1914: World War I began as Austria-Hungary declared war on Serbia.

1945: A U.S. Army B-25 bomber crashed into the 79th floor of New York’s Empire State Building, the world’s tallest structure at the time, killing 14 people.

1965: President Lyndon B. Johnson announced he was increasing the number of American troops in South Vietnam from 75,000 to 125,000.

1976: An earthquake devastated northern China, killing at least 242,000 people, according to an official estimate.

1984: The Los Angeles Summer Olympics opened; 14 Eastern Bloc countries, led by the Soviet Union, boycotted the Games.

1995: A jury in Union, South Carolina, rejected the death penalty for Susan Smith, sentencing her to life in prison for drowning her two young sons (Smith will be eligible for parole in November 2024).
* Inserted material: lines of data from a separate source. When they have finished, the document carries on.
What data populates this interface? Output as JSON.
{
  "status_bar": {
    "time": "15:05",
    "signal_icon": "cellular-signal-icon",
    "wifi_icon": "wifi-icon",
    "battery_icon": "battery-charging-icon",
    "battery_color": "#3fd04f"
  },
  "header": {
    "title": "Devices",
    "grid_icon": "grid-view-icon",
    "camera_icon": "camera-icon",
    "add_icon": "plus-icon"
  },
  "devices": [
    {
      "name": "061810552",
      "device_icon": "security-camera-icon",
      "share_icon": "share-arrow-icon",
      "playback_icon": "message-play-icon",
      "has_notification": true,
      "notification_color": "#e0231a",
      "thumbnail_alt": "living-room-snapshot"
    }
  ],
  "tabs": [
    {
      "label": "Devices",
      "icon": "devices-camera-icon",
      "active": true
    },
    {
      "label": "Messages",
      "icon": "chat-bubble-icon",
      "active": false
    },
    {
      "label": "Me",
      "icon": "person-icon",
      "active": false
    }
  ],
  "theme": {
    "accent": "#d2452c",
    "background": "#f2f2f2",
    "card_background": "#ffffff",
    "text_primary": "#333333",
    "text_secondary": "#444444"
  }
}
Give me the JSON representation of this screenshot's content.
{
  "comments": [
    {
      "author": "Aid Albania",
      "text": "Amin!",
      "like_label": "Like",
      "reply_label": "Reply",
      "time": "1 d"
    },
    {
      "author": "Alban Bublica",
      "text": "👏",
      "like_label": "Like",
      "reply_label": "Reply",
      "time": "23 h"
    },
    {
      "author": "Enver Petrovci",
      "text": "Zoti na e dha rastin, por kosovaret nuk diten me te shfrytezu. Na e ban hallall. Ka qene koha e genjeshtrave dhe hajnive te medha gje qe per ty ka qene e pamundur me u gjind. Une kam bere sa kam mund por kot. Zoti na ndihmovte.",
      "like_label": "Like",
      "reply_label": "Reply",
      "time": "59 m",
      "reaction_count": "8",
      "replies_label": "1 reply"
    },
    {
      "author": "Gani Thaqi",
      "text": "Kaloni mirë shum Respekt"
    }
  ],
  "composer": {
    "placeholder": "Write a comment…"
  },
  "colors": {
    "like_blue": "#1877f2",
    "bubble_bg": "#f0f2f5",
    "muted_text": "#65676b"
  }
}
1996: 8,000 year-old human skeletal remains (later referred to as Kennewick Man) were discovered in a bank of the Columbia River in Kennewick, Washington.

2004: The Irish Republican Army formally announced an end to their armed campaign against British rule in Northern Ireland.

2015: It was announced that Jonathan Pollard, the former U.S. Naval intelligen­ce analyst who had spent nearly three decades in prison for spying for Israel, had been granted parole.

2018: Pope Francis accepted the resignatio­n of U.S. Cardinal Theodore McCarrick, the emeritus archbishop of Washington, D.C., following allegation­s of sexual abuse, including one involving an 11-year-old boy.

2019: A gunman opened fire at a popular garlic festival in Gilroy, Calif., killing three people, including a six-year-old boy and a 13-year-old girl, and wounding 17 others before taking his own life.